IU College of Arts and Sciences honors alumni, professor

FOR IMMEDIATE RELEASE
Oct. 11, 2006

BLOOMINGTON, Ind. -- A physician, a sociologist and an economic development leader will be honored during the IU College of Arts & Sciences Annual Recognition Banquet on Friday (Oct. 13) in the Tudor Room of the Indiana Memorial Union, 900 E. 7th St. The reception will begin at 6:30 p.m., and dinner will be served at 7 p.m.

The College of Arts & Sciences will present its Distinguished Alumni Award to Lawrence H. Einhorn, of Indianapolis; the Outstanding Young Alumni Award to Nathan J. Feltman, of Carmel, Ind.; and the Distinguished Faculty Award to Bernice Pescosolido, of Bloomington, Ind.

Tickets for the banquet cost $30 and are available by calling (812) 855-7934.

Following are individual bios for each award recipient:

Lawrence H. Einhorn

Dr. Lawrence Einhorn has become known as the man who helped cure Tour de France cycling champion Lance Armstrong of testicular cancer. But his accomplishments go much further than one success story.

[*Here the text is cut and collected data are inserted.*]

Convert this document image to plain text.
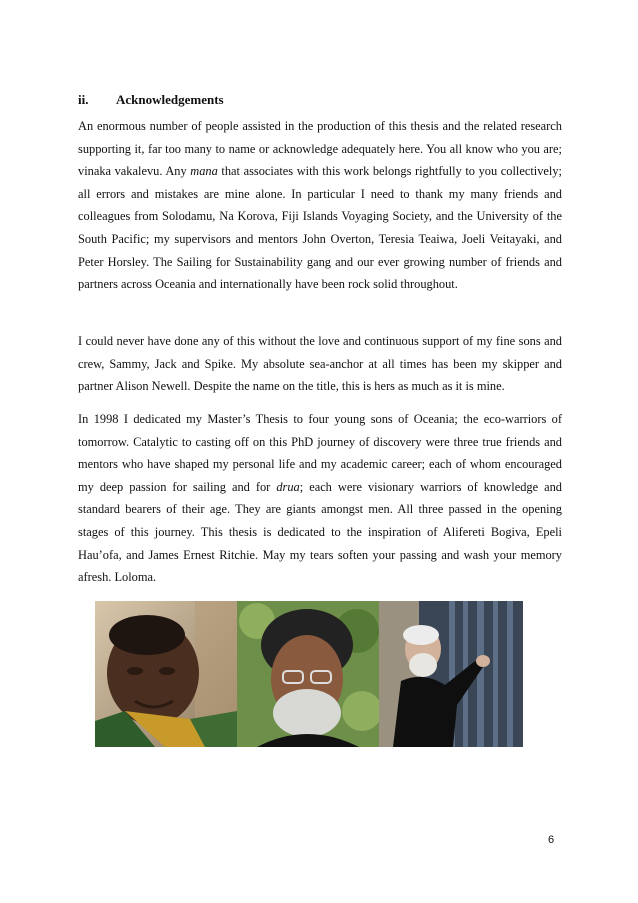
ii. Acknowledgements

An enormous number of people assisted in the production of this thesis and the related research supporting it, far too many to name or acknowledge adequately here. You all know who you are; vinaka vakalevu. Any mana that associates with this work belongs rightfully to you collectively; all errors and mistakes are mine alone. In particular I need to thank my many friends and colleagues from Solodamu, Na Korova, Fiji Islands Voyaging Society, and the University of the South Pacific; my supervisors and mentors John Overton, Teresia Teaiwa, Joeli Veitayaki, and Peter Horsley. The Sailing for Sustainability gang and our ever growing number of friends and partners across Oceania and internationally have been rock solid throughout.

I could never have done any of this without the love and continuous support of my fine sons and crew, Sammy, Jack and Spike. My absolute sea-anchor at all times has been my skipper and partner Alison Newell. Despite the name on the title, this is hers as much as it is mine.

In 1998 I dedicated my Master’s Thesis to four young sons of Oceania; the eco-warriors of tomorrow. Catalytic to casting off on this PhD journey of discovery were three true friends and mentors who have shaped my personal life and my academic career; each of whom encouraged my deep passion for sailing and for drua; each were visionary warriors of knowledge and standard bearers of their age. They are giants amongst men. All three passed in the opening stages of this journey. This thesis is dedicated to the inspiration of Alifereti Bogiva, Epeli Hau’ofa, and James Ernest Ritchie. May my tears soften your passing and wash your memory afresh. Loloma.

6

Dr. Einhorn graduated from Indiana University in 1965. He earned his medical degree at the University of Iowa in 1968, then returned to serve his internship and residency at the IU Medical Center. After a year's fellowship in oncology at M.D. Anderson Hospital Tumor Institute in Houston, he returned to Indiana and has been at IU ever since. In 1987 he was named Distinguished Professor of Medicine. He also is a program director at the Walther Cancer Institute in Indianapolis.

Dr. Einhorn knew in high school that he wanted to follow in his father's footsteps and become a physician. He began his studies of chemotherapy in testicular cancer, using a platinum-based drug, in 1974. The treatment, which has increased the cure rate with metastatic testis cancer from five percent to 80 percent, became standard after the very first study. Dr. Einhorn also is a recognized authority on urologic, lung and other adult cancers.

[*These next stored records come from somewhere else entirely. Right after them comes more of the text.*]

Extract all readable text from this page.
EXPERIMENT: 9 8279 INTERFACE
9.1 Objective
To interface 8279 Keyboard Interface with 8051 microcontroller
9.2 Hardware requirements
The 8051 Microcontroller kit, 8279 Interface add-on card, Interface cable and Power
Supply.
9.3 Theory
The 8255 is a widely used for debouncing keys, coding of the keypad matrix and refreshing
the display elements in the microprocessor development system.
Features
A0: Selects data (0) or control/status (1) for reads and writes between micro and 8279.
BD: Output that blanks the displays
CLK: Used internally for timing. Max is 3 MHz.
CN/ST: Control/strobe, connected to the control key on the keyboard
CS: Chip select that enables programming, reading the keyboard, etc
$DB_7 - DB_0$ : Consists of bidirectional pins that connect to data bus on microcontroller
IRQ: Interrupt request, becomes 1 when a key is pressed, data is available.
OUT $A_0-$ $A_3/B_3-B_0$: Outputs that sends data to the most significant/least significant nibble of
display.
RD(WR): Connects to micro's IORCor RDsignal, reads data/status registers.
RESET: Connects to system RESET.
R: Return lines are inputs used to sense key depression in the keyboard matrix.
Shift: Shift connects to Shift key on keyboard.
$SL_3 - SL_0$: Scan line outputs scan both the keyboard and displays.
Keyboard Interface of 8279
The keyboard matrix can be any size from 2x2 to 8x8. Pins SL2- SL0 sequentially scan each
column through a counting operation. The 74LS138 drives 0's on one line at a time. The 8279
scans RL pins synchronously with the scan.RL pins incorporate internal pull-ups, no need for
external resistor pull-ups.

In 2006 Einhorn was named the first Lance Armstrong Foundation Professor of Oncology at IU, with a $1.5 million endowment from the foundation to fund further research into testicular cancer. Among many other honors, he was elected to the National Academy of Sciences and the American Philosophical Society, both among the most prestigious organizations of their kind.

Nathan J. Feltman

Nathan Feltman was raised in Mishawaka, Ind., but he took quite a detour before returning to Indiana and taking a path that recently led to his appointment as Indiana's next Secretary of Commerce in September 2006.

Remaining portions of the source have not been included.